Une cathédrale millénaire ouverte sur le XXIᵉ siècle
Dominant la ville de Bayeux, la cathédrale Notre-Dame est l’un des plus remarquables édifices religieux de Normandie. Consacrée en 1077 en présence de Guillaume le Conquérant, elle témoigne du passage de l’art roman au gothique, mêlant force architecturale et élévation spirituelle.
Classée monument historique dès 1862, elle fait l’objet de campagnes régulières de restauration, qui visent à préserver son intégrité tout en la faisant dialoguer avec la création contemporaine. Les grandes baies hautes du transept, longtemps laissées nues après la disparition de leurs vitraux anciens, représentaient un vide à combler. La lumière blanche qui y entrait, devenue emblématique, appelait une réflexion sur la manière dont la lumière pouvait aujourd’hui nourrir l’expérience du lieu.

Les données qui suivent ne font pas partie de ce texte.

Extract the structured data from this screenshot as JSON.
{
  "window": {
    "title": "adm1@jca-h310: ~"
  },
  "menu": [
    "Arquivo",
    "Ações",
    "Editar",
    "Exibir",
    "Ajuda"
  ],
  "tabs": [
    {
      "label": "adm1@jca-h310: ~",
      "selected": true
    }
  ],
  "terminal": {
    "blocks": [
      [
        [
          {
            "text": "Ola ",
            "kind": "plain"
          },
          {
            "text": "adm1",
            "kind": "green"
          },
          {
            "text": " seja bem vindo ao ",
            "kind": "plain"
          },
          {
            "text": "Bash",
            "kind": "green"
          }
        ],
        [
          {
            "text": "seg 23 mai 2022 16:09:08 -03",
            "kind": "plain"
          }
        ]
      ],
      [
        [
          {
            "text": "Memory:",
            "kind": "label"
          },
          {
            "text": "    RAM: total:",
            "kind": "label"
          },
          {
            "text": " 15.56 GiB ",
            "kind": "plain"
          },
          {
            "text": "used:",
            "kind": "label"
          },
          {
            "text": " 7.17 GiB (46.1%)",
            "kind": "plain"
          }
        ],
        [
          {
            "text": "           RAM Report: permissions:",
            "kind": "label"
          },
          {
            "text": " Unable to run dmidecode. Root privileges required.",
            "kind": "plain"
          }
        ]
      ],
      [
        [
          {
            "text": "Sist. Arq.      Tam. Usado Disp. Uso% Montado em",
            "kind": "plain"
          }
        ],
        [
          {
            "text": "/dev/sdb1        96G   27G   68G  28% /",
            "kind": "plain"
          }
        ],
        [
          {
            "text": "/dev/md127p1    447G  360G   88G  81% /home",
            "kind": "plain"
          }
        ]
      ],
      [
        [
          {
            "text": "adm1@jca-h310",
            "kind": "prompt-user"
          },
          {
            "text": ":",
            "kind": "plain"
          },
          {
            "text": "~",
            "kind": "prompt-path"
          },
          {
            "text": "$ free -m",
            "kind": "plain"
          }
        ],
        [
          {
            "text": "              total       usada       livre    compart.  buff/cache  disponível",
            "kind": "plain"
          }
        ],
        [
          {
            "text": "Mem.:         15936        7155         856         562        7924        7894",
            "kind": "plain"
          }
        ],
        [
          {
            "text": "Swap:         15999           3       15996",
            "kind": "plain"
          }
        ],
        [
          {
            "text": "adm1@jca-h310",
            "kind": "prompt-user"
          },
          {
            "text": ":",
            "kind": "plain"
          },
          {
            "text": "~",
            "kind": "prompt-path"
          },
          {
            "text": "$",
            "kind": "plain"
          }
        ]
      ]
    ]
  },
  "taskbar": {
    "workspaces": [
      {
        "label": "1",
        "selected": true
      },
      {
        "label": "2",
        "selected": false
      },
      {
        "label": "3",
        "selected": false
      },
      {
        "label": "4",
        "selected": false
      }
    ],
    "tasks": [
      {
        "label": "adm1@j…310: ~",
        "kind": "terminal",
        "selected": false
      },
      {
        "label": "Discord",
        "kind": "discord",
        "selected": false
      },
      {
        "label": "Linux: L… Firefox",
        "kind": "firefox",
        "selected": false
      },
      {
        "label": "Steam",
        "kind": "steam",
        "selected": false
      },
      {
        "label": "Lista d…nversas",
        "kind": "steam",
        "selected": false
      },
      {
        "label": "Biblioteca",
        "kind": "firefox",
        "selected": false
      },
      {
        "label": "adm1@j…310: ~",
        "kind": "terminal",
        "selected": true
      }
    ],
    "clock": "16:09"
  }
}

Dès 2011, l’État, propriétaire de l’édifice, engage une réflexion avec la direction régionale des affaires culturelles (DRAC) de Normandie, le clergé, les Amis de la cathédrale et de nombreux experts scientifiques et patrimoniaux. L’objectif : inscrire une œuvre contemporaine dans ces baies restées muettes, non comme une reconstitution du passé, mais comme une création artistique pleinement ancrée dans le présent.
Un comité de pilotage est constitué, réunissant architectes, conservateurs, universitaires et personnalités qualifiées du musée du Louvre et du Centre international du vitrail. Après une procédure ouverte au niveau européen, le projet de Véronique Joumard est retenu pour son audace et sa justesse.

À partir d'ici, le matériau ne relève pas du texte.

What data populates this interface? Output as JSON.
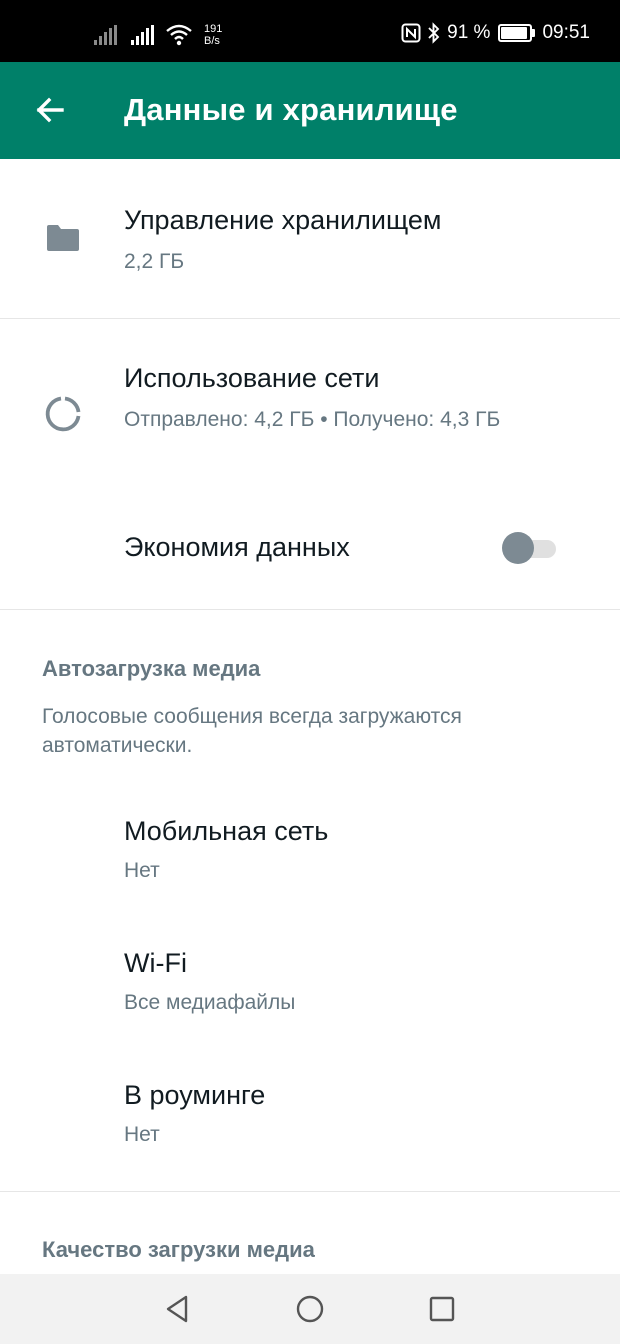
{
  "status_bar": {
    "speed_value": "191",
    "speed_unit": "B/s",
    "battery": "91 %",
    "battery_level": 0.91,
    "time": "09:51"
  },
  "app_bar": {
    "title": "Данные и хранилище",
    "back_icon": "arrow-left-icon"
  },
  "storage": {
    "title": "Управление хранилищем",
    "subtitle": "2,2 ГБ",
    "icon": "folder-icon"
  },
  "network": {
    "title": "Использование сети",
    "subtitle": "Отправлено: 4,2 ГБ • Получено: 4,3 ГБ",
    "icon": "data-usage-icon"
  },
  "data_saver": {
    "label": "Экономия данных",
    "enabled": false
  },
  "autodownload": {
    "heading": "Автозагрузка медиа",
    "note": "Голосовые сообщения всегда загружаются автоматически.",
    "items": [
      {
        "label": "Мобильная сеть",
        "value": "Нет"
      },
      {
        "label": "Wi-Fi",
        "value": "Все медиафайлы"
      },
      {
        "label": "В роуминге",
        "value": "Нет"
      }
    ]
  },
  "quality": {
    "heading": "Качество загрузки медиа"
  },
  "nav_bar": {
    "back": "triangle-back-icon",
    "home": "circle-home-icon",
    "recents": "square-recents-icon"
  },
  "colors": {
    "accent": "#008069",
    "secondary_text": "#667781"
  }
}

La genèse d’un projet exemplaire
L’approche artistique de Véronique Joumard
Née à Grenoble en 1964, diplômée de l’École supérieure d’art de sa ville natale, Véronique Joumard développe depuis les années 1980 une œuvre centrée sur la lumière, l’énergie et les phénomènes invisibles. Son travail, minimaliste dans sa forme mais profondément sensoriel, explore les relations entre lumière, architecture et perception.
Ses vitraux pour Bayeux ne représentent pas de scènes figuratives. Ils jouent sur la transparence, les reflets, la densité du verre et les vibrations colorées de la lumière naturelle. Chaque heure de la journée devient ainsi une expérience différente, une invitation à la contemplation. L’artiste explique que son intention n’est pas de raconter mais de « laisser la lumière parler ».
Dix ans de travaux et un chantier collectif
La réalisation de ces vitraux a mobilisé des savoir-faire rares et précieux :
- L’entreprise Lefevre a conduit la restauration des maçonneries hautes et la préparation des baies.
- L’atelier Yvon, spécialisé dans la sculpture ornementale, a restitué gargouilles et motifs disparus.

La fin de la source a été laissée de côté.